[GenABEL-dev] databel vs impute2 vs me

Thu Sep 11 01:29:08 CEST 2014

Hi Alvaro,

Sorry for the late reply.

On 27-08-14 18:56, Frank, Alvaro Jesus wrote:
> Hi Lennart,
> 
> I wanted to re-introduce the issue of compression, file sizes and formats.

Great! I think it's a fun topic and IIRC we disagreed last time, so lots
of opportunities for a good discussion :-).

> 
> At the moment I am trying to use a a file in format impute2, which seems
> to code a lot of 0 1 and every now and then a 0. + 3digits.

Yup.

> 
> When converting such a file to databel, the size is clearly BIGGER,
> since (instead of using 1 byte for 1,0 s, like impute2) DATABEL will use
> 4bytes. Databel has no idea what is binary and what is not so codes all
> as floats/doubles.

Indeed.

> Never the less a compressed 7z of the databel format can reduce 200MBs
> to less than 4MBs.
> 80MB of impute2 get compressed to 5Mbs in gz format and around 3MB in 7z
> format.
> 
> Compression is already an option for databel as is. 

So far, we agree :-).

> 
> Now to the real issue, Compression of data SHOULD NEVER HAPPEN!
> (Decompression of data on the fly, (to analyze it) is just adding
> compute overhead (cpus are being used to decompress!))

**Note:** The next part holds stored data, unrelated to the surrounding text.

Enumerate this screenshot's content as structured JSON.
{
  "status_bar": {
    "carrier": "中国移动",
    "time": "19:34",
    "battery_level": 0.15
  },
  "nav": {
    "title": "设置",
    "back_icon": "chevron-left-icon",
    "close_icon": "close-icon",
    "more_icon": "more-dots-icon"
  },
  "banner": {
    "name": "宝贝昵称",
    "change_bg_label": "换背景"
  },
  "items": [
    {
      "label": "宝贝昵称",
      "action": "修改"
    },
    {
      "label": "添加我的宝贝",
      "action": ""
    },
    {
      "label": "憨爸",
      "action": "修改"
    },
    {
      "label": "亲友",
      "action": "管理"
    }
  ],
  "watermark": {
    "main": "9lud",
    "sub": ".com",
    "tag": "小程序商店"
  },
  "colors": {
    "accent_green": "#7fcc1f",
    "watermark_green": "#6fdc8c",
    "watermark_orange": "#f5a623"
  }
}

I think this is a point that you still need to convince me of (I accept
the fact that decompression uses CPU cycles, but I'm not convinced yet
that that is a bad thing).

I haven't yet read the rest of the e-mail, so I may be getting ahead of
things, but I can see that from a computer science/computational
efficiency point of view you are right. However, from the point of view
of a system administrator or a financial decision maker (storage (also
for backups) is expensive) I don't agree with that. The way I see it is
as follows: Let's say that OmicABELnoMM is 10× faster than current
'state of the art' ProbABEL, for example finishing a GWAS in a day
instead of 1.5 week on a given system. If using compressed data
increases computation time by 10% or 25% I would still be OK with that
if that means I reduce the amount of disk space for a given imputed data
set from 1TB to e.g. 100GB.
Moreover, if you also use DatABEL format files to store output data, the
advantage of the decreased file size is even bigger. For example, an
imputed data set you probably back up only once, but user data changes
more often and thus will consume much more backup space in a scheme with
daily, weekly, monthly incremental backups.

But that's just to give you an idea if my current point of view. I'll
read on to see what's waiting there for me.

> 
> 
> To deal with (not using compressed) output data I developed a small
> footprint format of the data and a program that reads it and outputs
> .txt human readable versions of the results (for subsets of the
> results). The binary custom version of the output is very aware of data
> and stores significant values (user defined) only, as well as required
> data to reproduce the entire output, independently of the source data
> used to produce it. This means that p values, t statistics and such can
> be recomputed with the outputfiles and only very minimal data is stored
> and virtually no compute time is required. As an extra, a .txt file is
> also produced automatically by omicabelnomm which contains significant
> data only (another parameter set by the user). The output binary data
> can then be used to produce new txt files according to different degrees
> of significance, as long as the data had been stored.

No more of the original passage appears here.